Five Minute Briefing - Information Management
August 1, 2019
Five Minute Briefing - Information Management: August 1, 2019. A concise weekly report with key product news, market research and insight for data management professionals and IT executives.
News Flashes
Armory, the enterprise software company commercializing Spinnaker, is receiving $28 million from a Series B financing round, allowing the company to increase research and development of Spinnaker.This round was led by Insight Partners and included follow-on investments from all existing investors, including Crosslink Capital, Bain Capital Ventures, Mango Capital, YCombinator, and Javelin Venture Partners. This new round brings the company's total funding raised to date to over $42 million.
IBM has announced that its software portfolio is now cloud-native and has been optimized to run on Red Hat OpenShift. Enterprises can build mission-critical applications once and run them on leading public clouds, including AWS, Microsoft Azure, Google Cloud Platform, Alibaba, and IBM Cloud, as well as on private clouds.
Oracle has announced the general availability in all commercial regions of Oracle Functions, Oracle Cloud Infrastructure's functions-as-a-service (FaaS) platform. The announcement was made in an August 1 blog post by Shaun Smith, who leads serverless product management at Oracle and is a member of the open source Fn Project functions platform team. According to Smith, Oracle Functions is built on the Apache 2.0 licensed Fn Project, which can be used anywhere, from a developer laptop to a cloud compute platform, and customers have the option to operate their own functions service in-house or use the cloud-scale Oracle Functions platform to avoid the costs associated with managing infrastructure.

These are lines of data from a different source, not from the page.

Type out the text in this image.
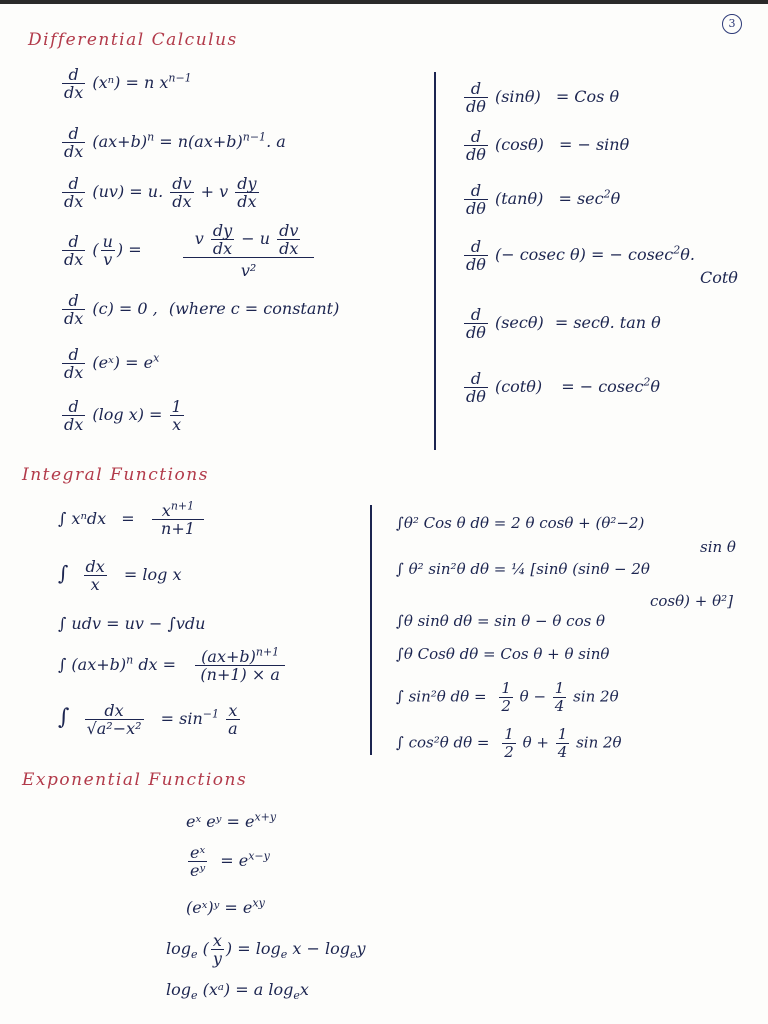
3
Differential Calculus
$\frac{d}{dx} (x^n) = n$ $x^{n-1}$
$\frac{d}{dx} (ax+b)^n = n(ax+b)^{n-1}$. a
$\frac{d}{dx} (uv) = u$. $\frac{dv}{dx} + v \frac{dy}{dx}$
$\frac{d}{dx}$ ( $\frac{u}{v}$ ) =	$\frac{v \frac{dy}{dx} - u \frac{dv}{dx}}{\text{v²}}$
$\frac{d}{dx} (c) = 0$ , (where c = constant)
$\frac{d}{dx}$ (eˣ) = $e^x$
$\frac{d}{dx} (\log$ $x) = \frac{1}{x}$
$\frac{d}{d\theta} (\sin\theta)$ = Cos θ
$\frac{d}{d\theta} (\cos\theta)$ = − sinθ
$\frac{d}{d\theta} (\tan\theta) = \sec^2\theta$
$\frac{d}{d\theta}$ (− cosec θ) = − cosec$^2$θ.
Cotθ
$\frac{d}{d\theta} (\sec\theta) = \sec\theta$. tan θ
$\frac{d}{d\theta} (\cot\theta)$ = − cosec$^2$θ
Integral Functions
∫ $x^ndx = \frac{x^{n+1}}{n+1}$
∫ $\frac{dx}{x} = \log x$
∫ udv = uv − ∫vdu
∫ $(ax+b)^n$ dx = $\frac{(ax+b)^{n+1}}{(n+1) \times a}$
∫ $\frac{dx}{\text{√a²−x²}} = \sin^{-1} \frac{x}{a}$
∫θ² Cos θ dθ = 2 θ cosθ + (θ²−2)
sin θ
∫ θ² sin²θ dθ = ¼ [sinθ (sinθ − 2θ
cosθ) + θ²]
∫θ sinθ dθ = sin θ − θ cos θ
∫θ Cosθ dθ = Cos θ + θ sinθ
∫ sin²θ $d\theta = \frac{1}{2}$ $\theta - \frac{1}{4}$ sin 2θ
∫ cos²θ $d\theta = \frac{1}{2}$ $\theta + \frac{1}{4}$ sin 2θ
Exponential Functions
eˣ eʸ = $e^{x+y}$
$\frac{\text{eˣ}}{\text{eʸ}} = e^{x-y}$
(eˣ)ʸ = $e^{xy}$
$\log_e$ ( $\frac{x}{y}$ ) = $\log_e x - \log_ey$
$\log_e$ (xᵃ) = a $\log_ex$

Unravel Data, a provider of full-stack visibility and AI-powered recommendations, is releasing a new cloud migration assessment to help organizations move data workloads to Azure, AWS, or Google Cloud faster and with lower cost. Unravel has built a goal-driven and adaptive solution that provides comprehensive details of the source environment and applications running on it, identifies workloads suitable for the cloud and determines the optimal cloud topology based on business strategy, and computes the anticipated hourly costs.
Google Cloud will begin supporting VMware workloads, said Thomas Kurian, CEO, Google Cloud. The new solution will leverage VMware software-defined data center (SDCC) technologies, including VMware vSphere, NSX and vSAN software deployed on a platform administered by CloudSimple for GCP.